Ad esempio, se un lavoratore beneficia a ottobre di soli due giorni di permesso, a novembre avrà a disposizione comunque tre giorni per assistere il familiare affetto da handicap e non quattro.

Cumulo dei permessi

La legge prevede, però, la possibilità (a determinate condizioni) di cumulare i permessi in caso di assistenza a più familiari affetti da handicap grave.

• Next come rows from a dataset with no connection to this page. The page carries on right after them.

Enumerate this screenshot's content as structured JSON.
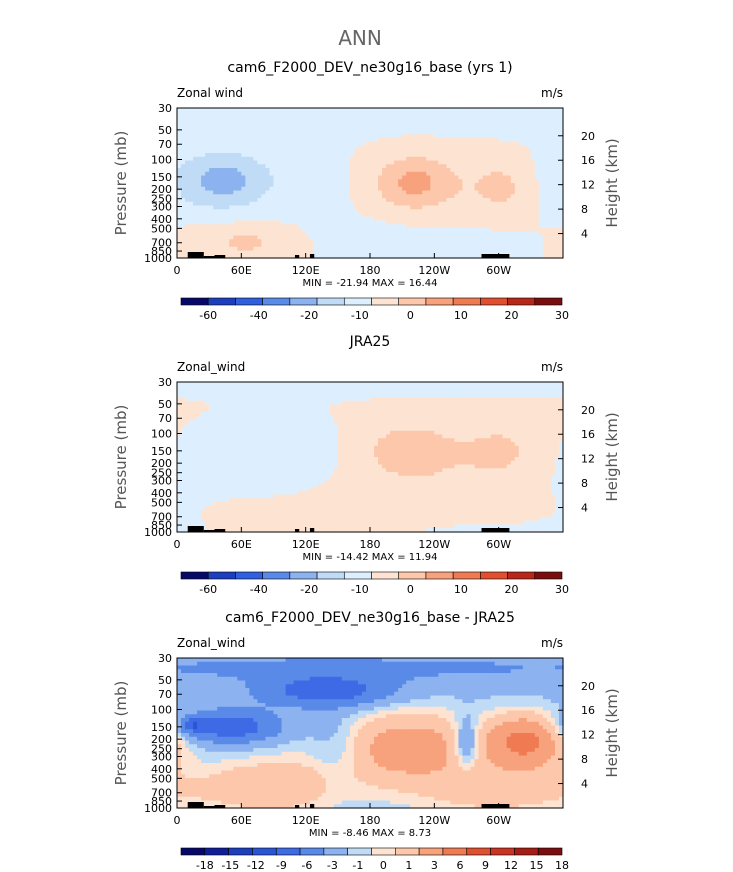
{
  "figure_title": "ANN",
  "chart_data": [
    {
      "type": "heatmap",
      "title": "cam6_F2000_DEV_ne30g16_base (yrs 1)",
      "left_label": "Zonal wind",
      "right_label": "m/s",
      "ylabel": "Pressure (mb)",
      "ylabel_right": "Height (km)",
      "y_ticks": [
        "30",
        "50",
        "70",
        "100",
        "150",
        "200",
        "250",
        "300",
        "400",
        "500",
        "700",
        "850",
        "1000"
      ],
      "height_ticks": [
        "20",
        "16",
        "12",
        "8",
        "4"
      ],
      "x_ticks": [
        "0",
        "60E",
        "120E",
        "180",
        "120W",
        "60W"
      ],
      "stats": "MIN = -21.94  MAX =  16.44",
      "colorbar_labels": [
        "-60",
        "-40",
        "-20",
        "-10",
        "0",
        "10",
        "20",
        "30"
      ],
      "colorbar_colors": [
        "#08086b",
        "#1c3fbf",
        "#3060e0",
        "#5a8ae8",
        "#8cb2f0",
        "#c0dbf5",
        "#ddefff",
        "#fde4d2",
        "#fcc7aa",
        "#f7a27c",
        "#f07a52",
        "#e04f2f",
        "#b8281a",
        "#7a0e0e"
      ],
      "grid": false,
      "field": {
        "bg": 0,
        "blobs": [
          {
            "lon": 185,
            "p": 35,
            "dlon": 200,
            "dp": 0.4,
            "amp": -4
          },
          {
            "lon": 40,
            "p": 170,
            "dlon": 40,
            "dp": 0.6,
            "amp": -15
          },
          {
            "lon": 45,
            "p": 160,
            "dlon": 25,
            "dp": 0.35,
            "amp": -10
          },
          {
            "lon": 225,
            "p": 175,
            "dlon": 35,
            "dp": 0.55,
            "amp": 14
          },
          {
            "lon": 220,
            "p": 170,
            "dlon": 20,
            "dp": 0.35,
            "amp": 10
          },
          {
            "lon": 305,
            "p": 190,
            "dlon": 22,
            "dp": 0.5,
            "amp": 12
          },
          {
            "lon": 135,
            "p": 190,
            "dlon": 25,
            "dp": 0.7,
            "amp": -4
          },
          {
            "lon": 55,
            "p": 650,
            "dlon": 40,
            "dp": 0.35,
            "amp": 8
          },
          {
            "lon": 65,
            "p": 700,
            "dlon": 15,
            "dp": 0.2,
            "amp": 6
          },
          {
            "lon": 280,
            "p": 720,
            "dlon": 45,
            "dp": 0.3,
            "amp": -3
          },
          {
            "lon": 190,
            "p": 650,
            "dlon": 35,
            "dp": 0.4,
            "amp": -4
          }
        ]
      }
    },
    {
      "type": "heatmap",
      "title": "JRA25",
      "left_label": "Zonal_wind",
      "right_label": "m/s",
      "ylabel": "Pressure (mb)",
      "ylabel_right": "Height (km)",
      "y_ticks": [
        "30",
        "50",
        "70",
        "100",
        "150",
        "200",
        "250",
        "300",
        "400",
        "500",
        "700",
        "850",
        "1000"
      ],
      "height_ticks": [
        "20",
        "16",
        "12",
        "8",
        "4"
      ],
      "x_ticks": [
        "0",
        "60E",
        "120E",
        "180",
        "120W",
        "60W"
      ],
      "stats": "MIN = -14.42  MAX =  11.94",
      "colorbar_labels": [
        "-60",
        "-40",
        "-20",
        "-10",
        "0",
        "10",
        "20",
        "30"
      ],
      "colorbar_colors": [
        "#08086b",
        "#1c3fbf",
        "#3060e0",
        "#5a8ae8",
        "#8cb2f0",
        "#c0dbf5",
        "#ddefff",
        "#fde4d2",
        "#fcc7aa",
        "#f7a27c",
        "#f07a52",
        "#e04f2f",
        "#b8281a",
        "#7a0e0e"
      ],
      "grid": false,
      "field": {
        "bg": 2,
        "blobs": [
          {
            "lon": 185,
            "p": 32,
            "dlon": 200,
            "dp": 0.25,
            "amp": -5
          },
          {
            "lon": 90,
            "p": 160,
            "dlon": 55,
            "dp": 0.7,
            "amp": -9
          },
          {
            "lon": 60,
            "p": 170,
            "dlon": 30,
            "dp": 0.4,
            "amp": -3
          },
          {
            "lon": 220,
            "p": 150,
            "dlon": 40,
            "dp": 0.55,
            "amp": 11
          },
          {
            "lon": 210,
            "p": 150,
            "dlon": 20,
            "dp": 0.3,
            "amp": 5
          },
          {
            "lon": 305,
            "p": 150,
            "dlon": 25,
            "dp": 0.5,
            "amp": 9
          },
          {
            "lon": 250,
            "p": 500,
            "dlon": 120,
            "dp": 0.6,
            "amp": 3
          },
          {
            "lon": 90,
            "p": 800,
            "dlon": 35,
            "dp": 0.25,
            "amp": 5
          },
          {
            "lon": 5,
            "p": 450,
            "dlon": 30,
            "dp": 0.7,
            "amp": -4
          },
          {
            "lon": 260,
            "p": 900,
            "dlon": 100,
            "dp": 0.2,
            "amp": -4
          }
        ]
      }
    },
    {
      "type": "heatmap",
      "title": "cam6_F2000_DEV_ne30g16_base - JRA25",
      "left_label": "Zonal_wind",
      "right_label": "m/s",
      "ylabel": "Pressure (mb)",
      "ylabel_right": "Height (km)",
      "y_ticks": [
        "30",
        "50",
        "70",
        "100",
        "150",
        "200",
        "250",
        "300",
        "400",
        "500",
        "700",
        "850",
        "1000"
      ],
      "height_ticks": [
        "20",
        "16",
        "12",
        "8",
        "4"
      ],
      "x_ticks": [
        "0",
        "60E",
        "120E",
        "180",
        "120W",
        "60W"
      ],
      "stats": "MIN =  -8.46  MAX =   8.73",
      "colorbar_labels": [
        "-18",
        "-15",
        "-12",
        "-9",
        "-6",
        "-3",
        "-1",
        "0",
        "1",
        "3",
        "6",
        "9",
        "12",
        "15",
        "18"
      ],
      "colorbar_colors": [
        "#08086b",
        "#0f1f9a",
        "#1c3fbf",
        "#2a55d6",
        "#3e6ae6",
        "#5a8ae8",
        "#8cb2f0",
        "#c0dbf5",
        "#fde4d2",
        "#fcc7aa",
        "#f7a27c",
        "#f07a52",
        "#e04f2f",
        "#c93520",
        "#a51d15",
        "#7a0e0e"
      ],
      "grid": false,
      "field": {
        "bg": -1.5,
        "blobs": [
          {
            "lon": 160,
            "p": 38,
            "dlon": 220,
            "dp": 0.25,
            "amp": -2
          },
          {
            "lon": 140,
            "p": 65,
            "dlon": 40,
            "dp": 0.25,
            "amp": -7
          },
          {
            "lon": 50,
            "p": 150,
            "dlon": 30,
            "dp": 0.25,
            "amp": -7
          },
          {
            "lon": 15,
            "p": 145,
            "dlon": 8,
            "dp": 0.12,
            "amp": -5
          },
          {
            "lon": 215,
            "p": 240,
            "dlon": 50,
            "dp": 0.6,
            "amp": 6
          },
          {
            "lon": 325,
            "p": 210,
            "dlon": 25,
            "dp": 0.45,
            "amp": 8
          },
          {
            "lon": 270,
            "p": 220,
            "dlon": 8,
            "dp": 0.4,
            "amp": -5
          },
          {
            "lon": 90,
            "p": 600,
            "dlon": 50,
            "dp": 0.5,
            "amp": 4
          },
          {
            "lon": 150,
            "p": 250,
            "dlon": 18,
            "dp": 0.6,
            "amp": -2
          },
          {
            "lon": 300,
            "p": 700,
            "dlon": 60,
            "dp": 0.5,
            "amp": 3
          }
        ]
      }
    }
  ]
}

In particolare, è lo stesso articolo 33 della legge 104 ad affermare che i lavoratori dipendenti possono prestare assistenza nei confronti di più persone in situazione di handicap grave, purché, tuttavia, si tratti del coniuge o di un parente o un affine entro il primo grado o di un parente o un affine entro il secondo grado se i genitori o il coniuge della persona affetta da handicap grave abbiano compiuto i 65 anni di età o siano anche loro affetti da patologie invalidanti o siano deceduti o mancanti.